Knowledge Globe (KnoGlo)

Visit KnoGlo’s official website at

We present a new way to see how knowledge evolves by looking at what researchers around the world put their effort on specific industries in a range of time. By looking for what people were thinking and doing academically and professionally, we could observe the evolution in specific areas of study, and even how this world changes from a global and historical perspective.

Introducing Knowledge Globe (KnoGlo), a powerful tool to analyze and visualize the distribution of research interests for the selected topic and year. You can see how these research interests distributed by subjects, keywords, countries, publishers, and publication types.

For example, if you ask:

“In which country, researchers show more interests and put efforts on the field of the Internet?”

“In the United States, when did Social Media start to be mentioned in publications?”

“How many articles about LGBTQ was published, compare with 1965 and 2015?”

“What kind of specific topics (subjects/keywords) do researchers focused on in the field of digital media in 2017?”

KnoGlo will answer your question in an intuitive way by delivering several types of data visualizations.

How do KnoGlo works?
1. Where to get data?
2. How to get data (research challenge)?
3. How to manage data?
4. How to visualize data?
Our vision

How do KnoGlo works?

Our goal is to create datasets of the statistics of academic publications from all over the world, manage, and visualize them.

1. Where to get the data?

Our tool is able to gather information from Springer, which is one of the world’s leading scholar database. Powered by Springer Nature metadata API that provides metadata for academic and professional publications, we could access 12 million online documents, including journal articles, book chapters, and protocols. Using these data, we could analyze the statistic information about how many articles published in selected topic and time ranges.

2. How to get the data? (research challenge)

First things first, we need to get the data from Springer Nature, which is also my major research challenge. Springer Nature Metadata API provides raw data in JSON format. We build a tool in Python, which could gather the data from the JSON raw data filtered by topic and year.

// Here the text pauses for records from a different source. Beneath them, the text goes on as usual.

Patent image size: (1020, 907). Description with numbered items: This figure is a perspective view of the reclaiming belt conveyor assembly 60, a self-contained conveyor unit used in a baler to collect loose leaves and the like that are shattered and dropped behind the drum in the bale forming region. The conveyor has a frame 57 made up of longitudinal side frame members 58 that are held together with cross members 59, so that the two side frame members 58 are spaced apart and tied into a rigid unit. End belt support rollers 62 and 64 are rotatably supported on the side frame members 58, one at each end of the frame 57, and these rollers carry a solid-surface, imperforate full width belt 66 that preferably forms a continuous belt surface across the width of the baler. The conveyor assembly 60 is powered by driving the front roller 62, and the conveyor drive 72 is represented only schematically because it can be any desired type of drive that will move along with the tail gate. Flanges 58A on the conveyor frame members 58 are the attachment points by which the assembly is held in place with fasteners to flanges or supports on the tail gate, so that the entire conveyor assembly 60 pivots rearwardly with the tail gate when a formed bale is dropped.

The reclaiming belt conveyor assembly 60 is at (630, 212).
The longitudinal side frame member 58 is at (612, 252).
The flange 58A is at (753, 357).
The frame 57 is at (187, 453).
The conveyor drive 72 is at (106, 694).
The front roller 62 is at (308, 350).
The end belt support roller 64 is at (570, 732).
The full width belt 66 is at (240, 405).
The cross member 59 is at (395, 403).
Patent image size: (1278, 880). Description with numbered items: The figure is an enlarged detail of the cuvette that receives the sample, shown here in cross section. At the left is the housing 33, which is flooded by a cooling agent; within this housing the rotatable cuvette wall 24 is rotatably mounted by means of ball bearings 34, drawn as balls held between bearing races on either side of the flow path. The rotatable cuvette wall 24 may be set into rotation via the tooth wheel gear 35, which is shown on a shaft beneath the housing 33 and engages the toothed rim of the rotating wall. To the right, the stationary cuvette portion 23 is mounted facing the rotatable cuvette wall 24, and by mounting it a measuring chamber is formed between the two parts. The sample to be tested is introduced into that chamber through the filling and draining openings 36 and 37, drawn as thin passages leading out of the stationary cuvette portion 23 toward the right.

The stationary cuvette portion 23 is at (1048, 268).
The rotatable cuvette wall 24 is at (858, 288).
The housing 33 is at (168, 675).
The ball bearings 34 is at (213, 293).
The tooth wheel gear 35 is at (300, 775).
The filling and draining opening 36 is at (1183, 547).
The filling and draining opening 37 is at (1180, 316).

Figure 1. A screenshot of the command-line interface of the Python tool.

The JSON data consists of several sets of data, including one that we need to use, which is “facets”. It includes the statistical data shows how many articles were published for each subject, keyword, country, publisher, and type (books or journals). In other words, we need to process the data from these six attributes in “facets”. Inside each attribute, there are two types of variables: “count” and “value”. “Count” represents the number of publications associated with each “value”.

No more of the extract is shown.